The fate of the C-5 Galaxy is unlikely to be decided in the short term. The Air Force has 111 aircraft (59 C-5A, 47 C-5B, 2 C-5C, 3 C-5M). In 2008, as an economy move, the USAF scrapped plans to re-engine its C-5As, which are 15 years older than its C-5Bs, but at press time but both A and B models were still scheduled for their own Avionics Modernization Program (AMP). In addition, only C-5B models will now replace antiquated 41,000-lb thrust General Electric TF39-GE-1C turbofan engines with new, 67,000-lb thrust General Electric CF6-80C2 engines. A modernized Galaxy transport is given the designation C-5M Super Galaxy.
The C-5 is the only aircraft that can carry some cargoes.

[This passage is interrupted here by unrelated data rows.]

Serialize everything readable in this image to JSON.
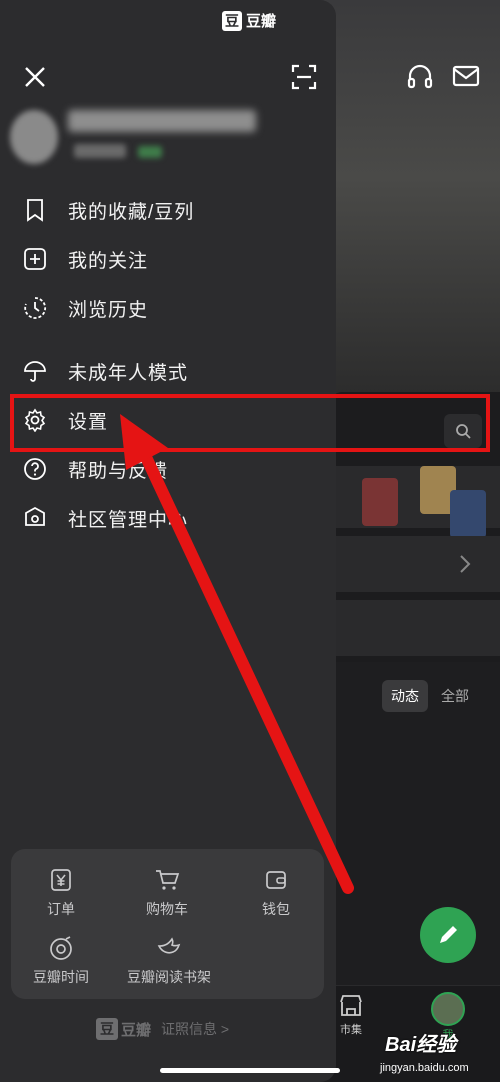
{
  "app": {
    "brand_char": "豆",
    "brand_name": "豆瓣"
  },
  "drawer": {
    "menu": [
      {
        "label": "我的收藏/豆列",
        "icon": "bookmark-icon"
      },
      {
        "label": "我的关注",
        "icon": "plus-square-icon"
      },
      {
        "label": "浏览历史",
        "icon": "history-icon"
      },
      {
        "label": "未成年人模式",
        "icon": "umbrella-icon"
      },
      {
        "label": "设置",
        "icon": "gear-icon"
      },
      {
        "label": "帮助与反馈",
        "icon": "help-circle-icon"
      },
      {
        "label": "社区管理中心",
        "icon": "shield-home-icon"
      }
    ],
    "tools": [
      {
        "label": "订单",
        "icon": "yen-ticket-icon"
      },
      {
        "label": "购物车",
        "icon": "cart-icon"
      },
      {
        "label": "钱包",
        "icon": "wallet-icon"
      },
      {
        "label": "豆瓣时间",
        "icon": "douban-time-icon"
      },
      {
        "label": "豆瓣阅读书架",
        "icon": "reading-bird-icon"
      }
    ],
    "footer": {
      "brand_char": "豆",
      "brand_name": "豆瓣",
      "license_link": "证照信息 >"
    }
  },
  "background": {
    "tabs": [
      {
        "label": "动态",
        "active": true
      },
      {
        "label": "全部",
        "active": false
      }
    ],
    "nav": [
      {
        "label": "市集",
        "icon": "market-icon"
      },
      {
        "label": "我",
        "icon": "avatar"
      }
    ]
  },
  "overlay": {
    "watermark": "Bai经验",
    "watermark_sub": "jingyan.baidu.com",
    "highlight_color": "#e51414"
  },
  "colors": {
    "drawer_bg": "#2c2c2e",
    "accent_green": "#2fa353",
    "annotation_red": "#e51414"
  }
}
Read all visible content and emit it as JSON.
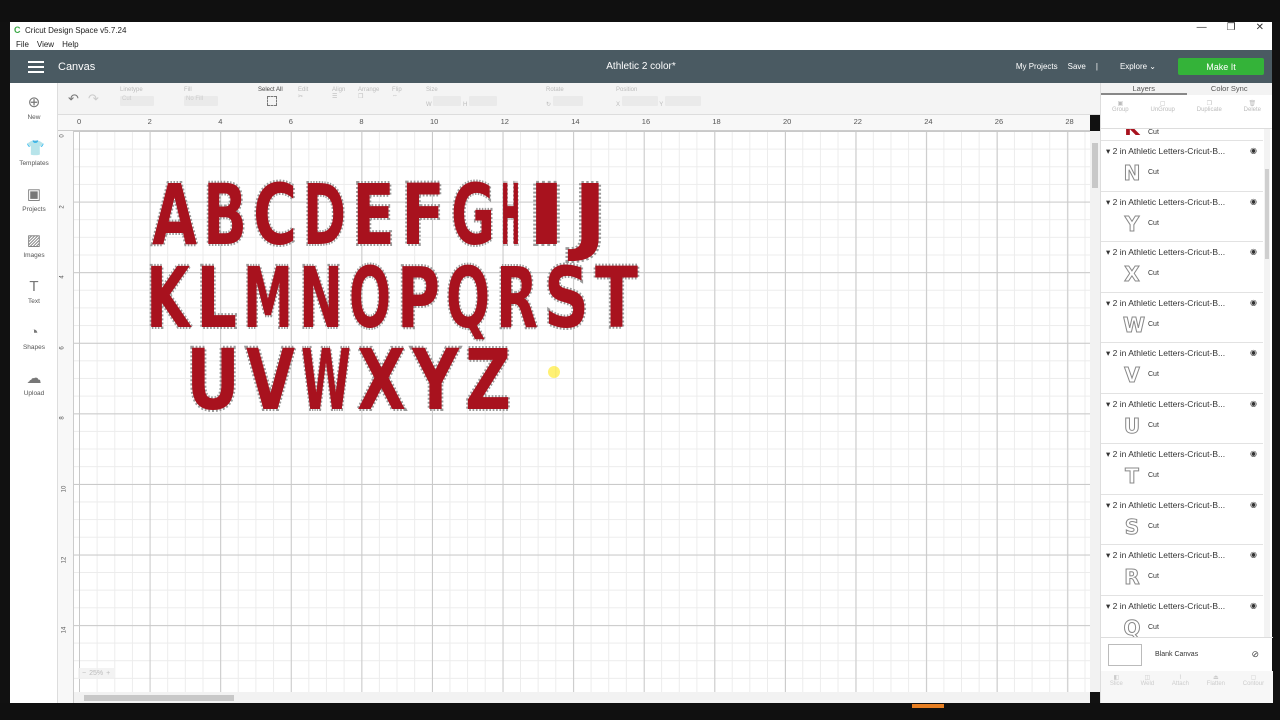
{
  "window": {
    "title": "Cricut Design Space  v5.7.24",
    "controls": [
      "—",
      "❐",
      "✕"
    ]
  },
  "menu": [
    "File",
    "View",
    "Help"
  ],
  "header": {
    "section": "Canvas",
    "doc_title": "Athletic 2 color*",
    "my_projects": "My Projects",
    "save": "Save",
    "separator": "|",
    "explore": "Explore",
    "make_it": "Make It"
  },
  "sidebar": [
    {
      "label": "New",
      "icon": "plus-circle-icon"
    },
    {
      "label": "Templates",
      "icon": "shirt-icon"
    },
    {
      "label": "Projects",
      "icon": "projects-icon"
    },
    {
      "label": "Images",
      "icon": "image-icon"
    },
    {
      "label": "Text",
      "icon": "text-icon"
    },
    {
      "label": "Shapes",
      "icon": "shapes-icon"
    },
    {
      "label": "Upload",
      "icon": "upload-icon"
    }
  ],
  "toolbar": {
    "linetype": "Linetype",
    "linetype_val": "Cut",
    "fill": "Fill",
    "fill_val": "No Fill",
    "select_all": "Select All",
    "edit": "Edit",
    "align": "Align",
    "arrange": "Arrange",
    "flip": "Flip",
    "size": "Size",
    "w": "W",
    "h": "H",
    "rotate": "Rotate",
    "position": "Position",
    "x": "X",
    "y": "Y"
  },
  "ruler_top": [
    "0",
    "2",
    "4",
    "6",
    "8",
    "10",
    "12",
    "14",
    "16",
    "18",
    "20",
    "22",
    "24",
    "26",
    "28"
  ],
  "ruler_left": [
    "0",
    "2",
    "4",
    "6",
    "8",
    "10",
    "12",
    "14"
  ],
  "canvas": {
    "rows": [
      "ABCDEFGHIJ",
      "KLMNOPQRST",
      "UVWXYZ"
    ],
    "fill_color": "#a8121e",
    "stroke_color": "#9a9a9a"
  },
  "zoom": {
    "minus": "−",
    "value": "25%",
    "plus": "+"
  },
  "right_panel": {
    "tabs": [
      "Layers",
      "Color Sync"
    ],
    "actions": [
      "Group",
      "UnGroup",
      "Duplicate",
      "Delete"
    ],
    "layers": [
      {
        "name": "2 in Athletic Letters-Cricut-B...",
        "glyph": "N",
        "op": "Cut"
      },
      {
        "name": "2 in Athletic Letters-Cricut-B...",
        "glyph": "Y",
        "op": "Cut"
      },
      {
        "name": "2 in Athletic Letters-Cricut-B...",
        "glyph": "X",
        "op": "Cut"
      },
      {
        "name": "2 in Athletic Letters-Cricut-B...",
        "glyph": "W",
        "op": "Cut"
      },
      {
        "name": "2 in Athletic Letters-Cricut-B...",
        "glyph": "V",
        "op": "Cut"
      },
      {
        "name": "2 in Athletic Letters-Cricut-B...",
        "glyph": "U",
        "op": "Cut"
      },
      {
        "name": "2 in Athletic Letters-Cricut-B...",
        "glyph": "T",
        "op": "Cut"
      },
      {
        "name": "2 in Athletic Letters-Cricut-B...",
        "glyph": "S",
        "op": "Cut"
      },
      {
        "name": "2 in Athletic Letters-Cricut-B...",
        "glyph": "R",
        "op": "Cut"
      },
      {
        "name": "2 in Athletic Letters-Cricut-B...",
        "glyph": "Q",
        "op": "Cut"
      }
    ],
    "top_partial": {
      "glyph": "K",
      "op": "Cut"
    },
    "blank_canvas": "Blank Canvas",
    "bottom_actions": [
      "Slice",
      "Weld",
      "Attach",
      "Flatten",
      "Contour"
    ]
  }
}
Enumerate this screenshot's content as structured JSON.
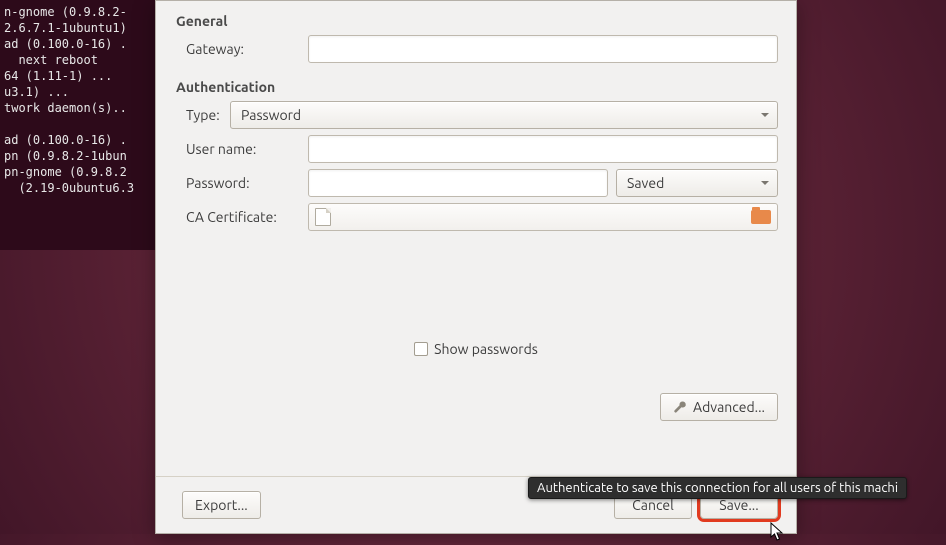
{
  "terminal_text": "n-gnome (0.9.8.2-\n2.6.7.1-1ubuntu1)\nad (0.100.0-16) .\n  next reboot\n64 (1.11-1) ...\nu3.1) ...\ntwork daemon(s)..\n\nad (0.100.0-16) .\npn (0.9.8.2-1ubun\npn-gnome (0.9.8.2\n  (2.19-0ubuntu6.3",
  "sections": {
    "general": {
      "title": "General",
      "gateway_label": "Gateway:",
      "gateway_value": ""
    },
    "auth": {
      "title": "Authentication",
      "type_label": "Type:",
      "type_value": "Password",
      "username_label": "User name:",
      "username_value": "",
      "password_label": "Password:",
      "password_value": "",
      "password_store_value": "Saved",
      "cacert_label": "CA Certificate:",
      "cacert_value": ""
    }
  },
  "show_passwords_label": "Show passwords",
  "advanced_label": "Advanced...",
  "footer": {
    "export_label": "Export...",
    "cancel_label": "Cancel",
    "save_label": "Save..."
  },
  "tooltip_text": "Authenticate to save this connection for all users of this machi",
  "colors": {
    "highlight_ring": "#e13a1f",
    "panel_bg": "#f2f1f0"
  }
}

Some in Congress, however, insist that most C-5s ought to be retired and that C-5 funding should be diverted to building more C-17s, whether the Pentagon requests them or not.
Total C-17 orders as of late 2009 covered 206 aircraft, including 189 for the USAF and others for Great Britain, Australia Canada, NATO and the United Arab Emirates. Boeing said that if the U.S. did not order more C-17s, the production line would shut down in July 2011. When this story went to press, Congress was poised to appropriate funds for 10 more Air Force Globemasters in fiscal year 2010.
The C-5 versus C-17 debate has raged for years. It did not prevent a C-5M Super Galaxy from a Sept. 13 flight-record effort: Carrying a payload of 176,610 pounds, the C-5M named “The Spirit of Normandy” (re-engined former C-5B 86-0013, c/n 500-0099) took off from Dover Air Force Base, Del., and climbed to 41,188 feet in 23 minutes and 53 seconds, a new world record for aircraft weighing 551,155 to 661,386 pounds. In reaching that altitude so quickly and flying horizontally when it got there, the C-5M broke seven other records and set first-time standards in 33 categories that had not been documented previously. Pilot on the flight was Lt. Col. Scott Erickson, the Air Force reservist in charge of C-5M training at Dover. The flight lasted 90 minutes; details are being filed with the U.S. component of the Fédération Aéronautique Internationale (FAI), the arbiter of U.S. records.
Dover has all three current C-5Ms, which are being used to demonstrate the upgrade for C-5B models, which includes the new engines. Dover also operates the C-17, giving airmen a chance to compare the two types side-by-side. Within the ranks opinions are divided over modernizing C-5s, buying more C-17s, or some combination of both.
Observers in Washington do not believe the record flight will influence policy decisions about the future airlift fleet. While few in Washington believe the C-130H AMP program can be saved, the C-5 versus C-17 debate appears to be an ongoing annual event.